Hospitals are currently utilizing artificial intelligence (AI) to improve patient care, but does this technology truly enhance doctors’ diagnostic capabilities? A recent study provides some unexpected insights.
As hospitals increasingly implement artificial intelligence to better patient care, a recent study indicates that the use of Chat GPT Plus offers no significant improvement in diagnostic accuracy for doctors when compared to traditional methods.
Conducted by Andrew S. Parsons, MD, MPH, and his team at UVA Health, this study involved 50 physicians specializing in family medicine, internal medicine, and emergency medicine to evaluate the efficacy of Chat GPT Plus. The doctors were split into two groups; one utilized Chat GPT Plus for diagnosing complicated cases, while the other depended on conventional tools like medical reference websites (such as UpToDate©) and Google. The researchers then assessed the accuracy of diagnoses from both groups, finding them to be comparable.
Interestingly, Chat GPT on its own surpassed the performance of both groups, hinting at its potential to enhance patient care further. However, the researchers emphasize that physicians will require additional training and hands-on experience with this technology to fully exploit its benefits.
For the time being, the researchers advise using Chat GPT as a supportive tool rather than a replacement for human doctors.
“Our study reveals that AI on its own can be a powerful and effective tool for diagnosis,” noted Parsons, who teaches clinical skills to medical students and co-leads the Clinical Reasoning Research Collaborative at the University of Virginia School of Medicine. “We were surprised to discover that incorporating a human physician actually decreased diagnostic accuracy, though it did enhance efficiency. This suggests we need formal training on how to optimally use AI.”
Chat GPT for Disease Diagnosis
Chatbots, known as “large language models,” are becoming increasingly popular for their ability to engage in human-like conversations, take patient histories, show empathy, and even tackle intricate medical cases. However, they still necessitate a physician’s involvement.
Eager to explore the most effective ways to utilize this advanced tool, Parsons and his colleagues conducted a randomized, controlled trial at three top hospitals: UVA Health, Stanford, and Harvard’s Beth Israel Deaconess Medical Center.
The participating doctors diagnosed “clinical vignettes” based on actual patient care scenarios, which included detailed patient histories, physical examinations, and lab results. The researchers then evaluated the results based on diagnostic accuracy and speed.
Doctors using Chat GPT Plus achieved a median diagnostic accuracy of 76.3%, while the traditional approach yielded 73.7%. Overall, the Chat GPT group made diagnoses slightly faster—taking 519 seconds compared to 565 seconds for the conventional group.
The researchers were surprised by Chat GPT Plus’s solitary performance, which boasted a median diagnostic accuracy exceeding 92%. They believe this reflects the specific prompts utilized during the study, indicating that training on effective prompt usage could benefit physicians. Alternatively, healthcare organizations might consider purchasing predefined prompts for clinical workflow and documentation.
However, the researchers also warn that Chat GPT Plus might not perform as effectively in real-world situations, where various factors influencing clinical reasoning, such as treatment decision outcomes, come into play. They advocate for further research to evaluate large language models in these critical areas and are currently undertaking a similar study focusing on management decision-making.

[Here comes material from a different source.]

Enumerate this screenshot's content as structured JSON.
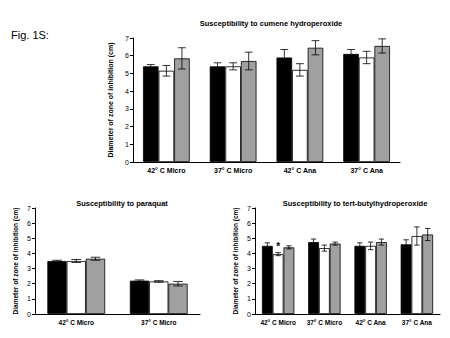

“As AI becomes more integrated into healthcare, it’s vital to find ways to leverage these tools to enhance both patient care and the experience of physicians,” Parsons remarked. “This study indicates that optimizing our collaboration with AI within clinical settings requires substantial efforts.”
To build on these findings, the four study sites have established a coasts-spanning AI evaluation network termed ARiSE (AI Research and Science Evaluation) to further investigate GenAI outputs in healthcare. More details are available on the ARiSE website.